Family businesses are not immune to fraud and can be run to the ground if not properly oversighted.
However, a large majority of family businesses face one kind of universal challenge. They are vulnerable to fraud by the owner/owners.
This can be attributed to the fact that family businesses are synonymous with two fundamental principles.
One is that family business entities more often than not operate on trust. Two is that it is hard holding the principal owner of a family business to account. Family members find it extremely difficult to question the person who built the business from scratch.
Business Today examines some of the loopholes that relatives exploit to commit fraud in family businesses.
If there is something Kenyans should learn from the recent collapse of Nakumatt is that drawing working capital or acquiring loans unprocedurally from a family business is as good as the beginning of the end.
Ex-chief executive Atul Shah and his son, the only directors of the formerly popular retailer drew Ksh1 billion interest-free loans which could not be recovered by the administrator after the company collapsed as the two claimed they were financially distressed.
Drawings are withdrawals of cash or other assets from a business by the business owners.
Drawings, done correctly, are not a bad thing but become a business sin when abused or when not done in the best interests of the business.
Failure to account for/ misrepresentation of drawings is usually the first step down the slippery slope of fraud in family-run businesses.
Perhaps one of the most old school ways of theft in business.
Business owners or rather people involved in a family business might be tempted to manufacture non-exsistent expenses to service their own greed.

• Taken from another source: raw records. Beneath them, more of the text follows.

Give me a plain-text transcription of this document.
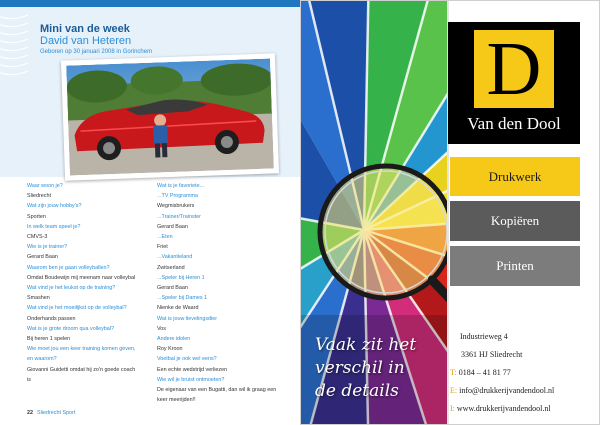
Mini van de week
David van Heteren
Geboren op 30 januari 2008 in Gorinchem
Waar woon je?
Sliedrecht
Wat zijn jouw hobby's?
Sporten
In welk team speel je?
CMVS-3
Wie is je trainer?
Gerard Baan
Waarom ben je gaan volleyballen?
Omdat Boudewijn mij meenam naar volleybal
Wat vind je het leukst op de training?
Smashen
Wat vind je het moeilijkst op de volleybal?
Onderhands passen
Wat is je grote droom qua volleybal?
Bij heren 1 spelen
Wie moet jou een keer training komen geven, en waarom?
Giovanni Guidetti omdat hij zo'n goede coach is
Wat is je favoriete...
...TV Programma
Wegmisbrukers
...Trainer/Trainster
Gerard Baan
...Eten
Friet
...Vakantieland
Zwitserland
...Speler bij Heren 1
Gerard Baan
...Speler bij Dames 1
Nienke de Waard
Wat is jouw lievelingsdier
Vos
Andere idolen
Roy Kroon
Voetbal je ook wel eens?
Een echte wedstrijd verliezen
Wie wil je bruist ontmoeten?
De eigenaar van een Bugatti, dan wil ik graag een keer meerijden!!
22 Sliedrecht Sport
D
Van den Dool
Drukwerk
Kopiëren
Printen
Vaak zit het
verschil in
de details
Industrieweg 4
3361 HJ Sliedrecht
T: 0184 – 41 81 77
E: info@drukkerijvandendool.nl
I: www.drukkerijvandendool.nl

Assuming a family runs hardware and one family member has been sent to fetch stock from a supplier but during the trip, the relative in question feels like they need to sleep in a five-star hotel and transfers that cost to the business by inflating the cost of the fuel.
That automatically becomes a cooked expense.
Climbing up the Income Statement
It is profit after tax, typically, from which dividends are paid.
The owner of a loss-making company would have no profit after tax from which to make a dividend distribution.
Such an owner may choose to insert themselves higher and higher in the income statement, by becoming a supplier to the loss-making business at either expense or cost of sales level.
This enables them to extract value before a profit has been realised.
If transactions between related entities are not done at arm’s length, such as if, for example, the related entity supplier to the loss-making business charges that loss-making business a higher-than-market price for its supplies, this could very well represent fraudulent value extraction.
It is a common practice for well-performing family businesses to pay their directors.
However, this should be done professionally in that the salaries paid should be consumerate to work done and reflect the financial position of the business.
In instances where companies with such employment benefits are family-run or owned, the risk of fraud can be higher.
Financial Statement Fraud
All these types of fraud eventually catch up with the culprits.
That leaves them with no other option but to collude with accountants. To cover their tracks, the accountant is asked to bury important financial information or to misstate it which is equivalent to financial statement fraud.
Another way financial fraud is committed is when a family member without the relevant qualifications is put in a senior management position.
This puts the family member under serious pressure to perform. The pressure can force the family member to misstate financial information to cover up their underperformance.
How To Avoid This
Fraud in family businesses can be avoided by
1 Ensuring owners hold regular meetings to strengthen interpersonal bonds, and to ensure that there is agreement on key matters, such as strategy and/or key management personnel hiring decisions.
2 Ensuring family-run businesses are run independently and with professional management advice past a certain size.
3 Ensuring key elements of corporate governance such as an empowered internal audit department that reports directly to the board audit committee, and a strong and well-enforced system of internal controls are established.